Like a poison pen, dying cells prick their neighbors with a lethal message. This may worsen sepsis, Vijay Rathinam and colleagues in the UConn School of Medicine report in the Jan. 23 issue of Cell. Their findings could lead to a new understanding of this dangerous illness.
Sepsis is one of the most frequent causes of death worldwide, according to the World Health Organization (WHO), killing 11 million people each year. It's characterized by runaway inflammation, usually sparked by an infection. It can lead to shock, multiple organ failure, and death if treatment is not rapid enough or effective.
But recent research has shown that it isn't actually the infection that causes the spiraling inflammation: it's the cells caught up in it. Even if those cells aren't infected, they act as if they are, and die. As they die, they send out messages to other cells. Those messages somehow cause the recipient cells to die.
If scientists understood what caused this deadly message chain, they might be able to stop it. And that could help heal sepsis.
The deadly message mystery may now be solved. It appears that the "messages" are a byproduct of the cells trying to stay alive.
So, an infection causes cells to die even if they aren't infected, and those cells send a death message that makes other cells do the same, as a way of trying to stay alive? Damm, biology is weird.
It really is. People often think evolution is convergent upon a supreme goal and that "the fittest survive" means only the best/strongest survive, when in reality, evolution is emergent based upon the environment, and you can be "fit" if you can survive well enough in it.

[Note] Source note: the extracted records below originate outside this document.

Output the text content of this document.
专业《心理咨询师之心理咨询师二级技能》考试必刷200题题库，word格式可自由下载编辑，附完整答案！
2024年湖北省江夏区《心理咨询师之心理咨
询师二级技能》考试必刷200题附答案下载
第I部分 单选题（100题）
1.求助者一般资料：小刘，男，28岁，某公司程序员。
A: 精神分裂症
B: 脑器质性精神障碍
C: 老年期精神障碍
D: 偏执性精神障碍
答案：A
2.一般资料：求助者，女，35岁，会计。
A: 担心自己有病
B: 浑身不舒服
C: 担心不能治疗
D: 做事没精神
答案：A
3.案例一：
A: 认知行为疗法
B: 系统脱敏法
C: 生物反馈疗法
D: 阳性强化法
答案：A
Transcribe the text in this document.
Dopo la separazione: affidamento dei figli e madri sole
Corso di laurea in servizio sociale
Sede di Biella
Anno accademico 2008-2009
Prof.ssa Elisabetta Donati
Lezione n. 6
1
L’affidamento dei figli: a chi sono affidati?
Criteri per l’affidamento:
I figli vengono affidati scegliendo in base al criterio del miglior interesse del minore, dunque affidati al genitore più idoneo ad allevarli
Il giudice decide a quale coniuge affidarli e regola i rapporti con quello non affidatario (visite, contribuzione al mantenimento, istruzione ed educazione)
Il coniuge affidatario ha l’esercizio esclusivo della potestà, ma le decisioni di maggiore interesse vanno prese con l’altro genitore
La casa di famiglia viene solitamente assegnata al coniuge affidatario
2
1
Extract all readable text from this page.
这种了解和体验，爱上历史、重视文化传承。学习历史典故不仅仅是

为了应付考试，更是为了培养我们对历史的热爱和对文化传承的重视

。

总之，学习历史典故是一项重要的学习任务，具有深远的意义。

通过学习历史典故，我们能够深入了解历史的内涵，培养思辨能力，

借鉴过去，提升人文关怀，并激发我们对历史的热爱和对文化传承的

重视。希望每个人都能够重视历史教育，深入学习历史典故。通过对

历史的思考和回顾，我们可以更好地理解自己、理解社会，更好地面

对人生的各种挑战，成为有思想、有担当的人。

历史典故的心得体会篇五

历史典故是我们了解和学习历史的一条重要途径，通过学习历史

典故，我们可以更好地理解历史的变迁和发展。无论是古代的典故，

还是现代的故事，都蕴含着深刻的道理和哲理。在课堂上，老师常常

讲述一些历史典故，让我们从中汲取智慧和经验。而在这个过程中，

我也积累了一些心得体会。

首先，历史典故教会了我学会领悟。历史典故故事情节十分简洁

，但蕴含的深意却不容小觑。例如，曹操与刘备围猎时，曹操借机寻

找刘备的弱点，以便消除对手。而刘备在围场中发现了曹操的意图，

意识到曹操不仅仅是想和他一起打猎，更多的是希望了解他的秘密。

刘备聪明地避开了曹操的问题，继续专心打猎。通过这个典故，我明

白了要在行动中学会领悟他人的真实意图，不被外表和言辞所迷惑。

You probably already knew that, but it's something I learned in the last two years, so just throwing it out there for any passerby who didn't know.
Yeah, used to think evolution was always upwards towards a "superior form",after seeing some memes about pokemon evolutions and actual evolutions I started understanding that it's basically "whatever sticks at the moment". If being weak and stupid helped us survive more than being strong and intelligent, the species will tend to that, right?